15.5.4. Other Use of SSH in Cylc

  • see if a suite is running on another host with a shared filesystem - see detect_old_contact_file() in lib/cylc/suite_srv_files_mgr.py
  • cat content of a remote service file over SSH, if possible, for clients on that do not have suite credentials installed - see _load_remote_item() in suite_srv_files_mgr.py
[4]Cylc used to run bare shell expressions over SSH, which required a bash shell and made whitelisting difficult.
[5]A malicious script could be rsync’d and run from a batch job, but batch jobs are considered easier to audit.

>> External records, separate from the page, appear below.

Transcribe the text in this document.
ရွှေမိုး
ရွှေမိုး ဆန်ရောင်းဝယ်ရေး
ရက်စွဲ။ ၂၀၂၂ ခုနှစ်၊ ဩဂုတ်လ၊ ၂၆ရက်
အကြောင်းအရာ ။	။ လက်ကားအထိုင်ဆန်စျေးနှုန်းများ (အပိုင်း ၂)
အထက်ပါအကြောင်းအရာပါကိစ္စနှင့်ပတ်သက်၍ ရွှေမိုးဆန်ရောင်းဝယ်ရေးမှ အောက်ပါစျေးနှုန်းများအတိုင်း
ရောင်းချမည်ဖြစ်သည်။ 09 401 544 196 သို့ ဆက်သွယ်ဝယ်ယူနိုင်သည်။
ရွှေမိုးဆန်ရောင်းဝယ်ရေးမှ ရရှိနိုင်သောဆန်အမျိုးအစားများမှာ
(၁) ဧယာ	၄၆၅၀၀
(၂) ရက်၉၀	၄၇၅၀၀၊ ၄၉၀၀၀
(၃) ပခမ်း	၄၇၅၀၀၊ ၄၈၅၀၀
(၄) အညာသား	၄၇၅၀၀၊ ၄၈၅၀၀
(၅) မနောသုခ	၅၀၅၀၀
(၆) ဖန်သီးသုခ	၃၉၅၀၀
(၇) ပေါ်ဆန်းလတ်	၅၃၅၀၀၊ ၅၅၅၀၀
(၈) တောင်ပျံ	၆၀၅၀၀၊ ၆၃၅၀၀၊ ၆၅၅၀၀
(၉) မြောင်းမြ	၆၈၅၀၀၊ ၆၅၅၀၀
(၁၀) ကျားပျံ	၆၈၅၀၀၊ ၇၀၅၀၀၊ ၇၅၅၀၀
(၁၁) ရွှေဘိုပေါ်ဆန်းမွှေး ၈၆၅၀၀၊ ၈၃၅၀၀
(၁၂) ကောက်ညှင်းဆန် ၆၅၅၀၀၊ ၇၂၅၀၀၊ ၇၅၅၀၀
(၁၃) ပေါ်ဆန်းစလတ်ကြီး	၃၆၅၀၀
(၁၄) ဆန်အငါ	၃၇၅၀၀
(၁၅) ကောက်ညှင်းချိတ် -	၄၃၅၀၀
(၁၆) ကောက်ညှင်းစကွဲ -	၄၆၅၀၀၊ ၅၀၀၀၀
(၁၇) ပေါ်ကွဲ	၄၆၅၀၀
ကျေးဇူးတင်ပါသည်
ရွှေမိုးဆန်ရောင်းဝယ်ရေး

[6]The job ID must also be valid to query and kill the job via the local batch system. This is not the case for Slurm, unless the --cluster option is explicitly used in job query and kill commands, otherwise the job ID is not recognized by the local Slurm instance.
[7]This would be a more complex solution, in terms of implementation, administration, and security.